Heinrich Bluecher

Nearly 12 years ago now, while moving into my office in the Kellogg Library, I discovered a box of audio cassettes marked only - ominously - "Sources of Creative Power," - nothing else. It was like finding a bottle on the beach. Since I was commuting to the job from Western Massachusetts, two hours away, I had to take them and listen. I was not prepared for what I found on them, in that lovely way one should never be prepared. Of course it was like nothing I'd ever heard. It was wild, bristling. It could have been a parody - that voice - BOOOdah; HeraCLItus; ZOCKrates. But it was luminous, not polished, not smoothly organized, or even always convincing, but edgy and insistent, powerful and purposeful.

Soon after I found the tapes, I found some of the transcripts, a few letters, a photo, and all of Hannah Arendt's books. To make a long story short, I could feel the excitement thrown off by the material, but I couldn't see how to do anything with it. Until now.

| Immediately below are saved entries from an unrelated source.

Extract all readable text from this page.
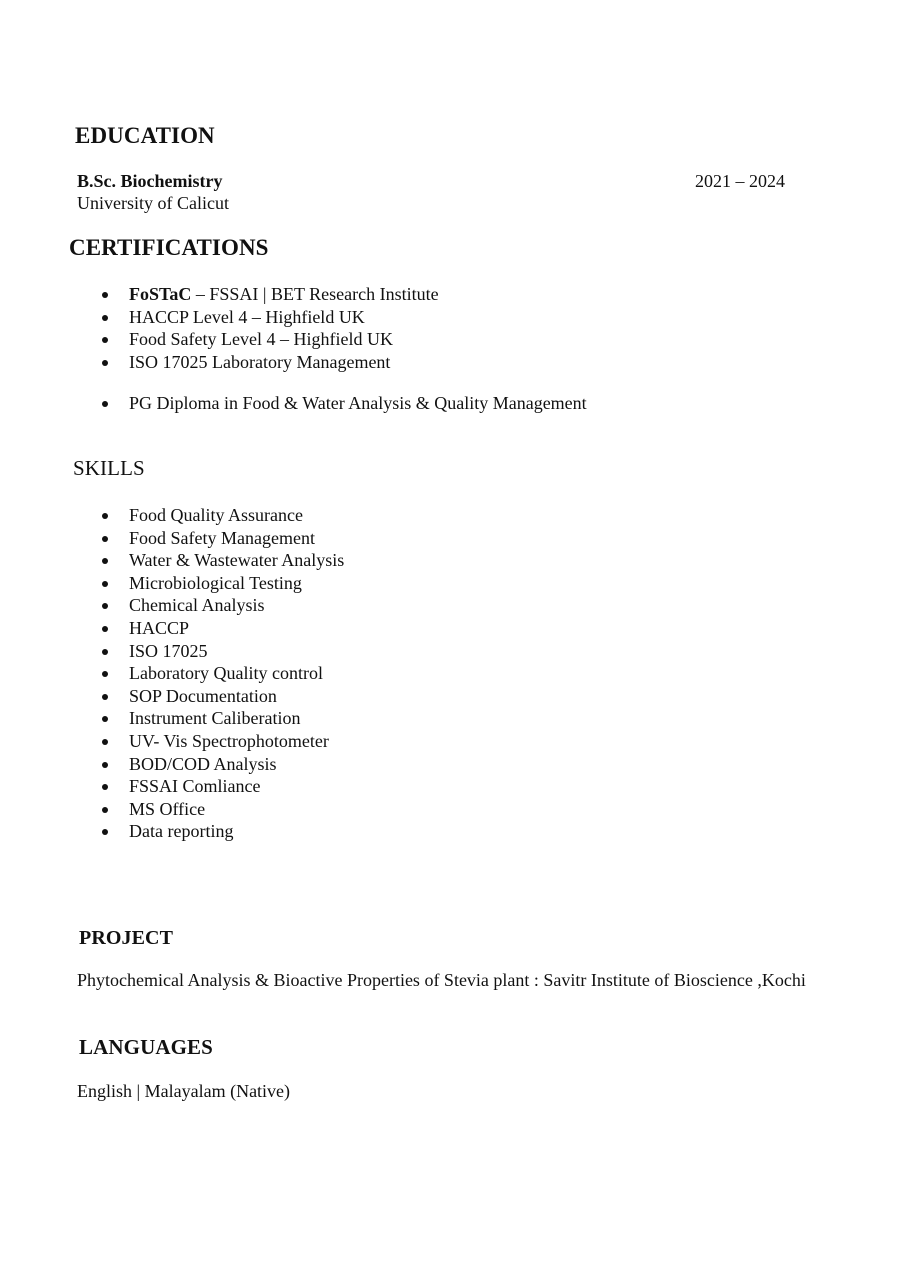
EDUCATION
B.Sc. Biochemistry	2021 – 2024
University of Calicut
CERTIFICATIONS
FoSTaC – FSSAI | BET Research Institute
HACCP Level 4 – Highfield UK
Food Safety Level 4 – Highfield UK
ISO 17025 Laboratory Management
PG Diploma in Food & Water Analysis & Quality Management
SKILLS
Food Quality Assurance
Food Safety Management
Water & Wastewater Analysis
Microbiological Testing
Chemical Analysis
HACCP
ISO 17025
Laboratory Quality control
SOP Documentation
Instrument Caliberation
UV- Vis Spectrophotometer
BOD/COD Analysis
FSSAI Comliance
MS Office
Data reporting
PROJECT
Phytochemical Analysis & Bioactive Properties of Stevia plant : Savitr Institute of Bioscience ,Kochi
LANGUAGES
English | Malayalam (Native)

Digital technology, available in the last few years, has made it possible to preserve fragile materials and, more importantly, to share ideas - ideas shaped by years of talk back and forth in classrooms and living rooms and pacing and looking and being looked at. The idea with this archive project is to give it back, to place it back in the community of people trying to see what they can do, how we could think our ways toward to courage to be, as Blücher might say. They aren't merely tapes and transcripts, they are the story of the struggle to achieve the highest aspiration of the free personality - and across generations of students here in Annandale.

So what we're doing here is the second phase of the archival work - we are rescuing the sources of creative power by beginning the talk again.

These lectures, developed at the New School for Social Research in the fifties, and later at Bard, are finally available to the public for the first time since then. The scope of the lectures is grand, encompassing both the history of philosophy and the philosophy of education. When Heinrich Blücher speaks of Socrates or Homer or Jesus, his interest is not in biography, but rather in exploring the means of philosophical action. His emphasis is on application to the present, on the use of philosophy and history in confronting both the greater moral, ethical, and philosophical challenges of the age and in helping us approach the tasks of everyday life. Through Homer and the Greek myth of the binding of the Titans we may understand something of the actual nature of the atomic age; through the power of free philosophical reasoning itself, the student takes up the task of education, "to become free men and free women," in other words, the possibility of self determination.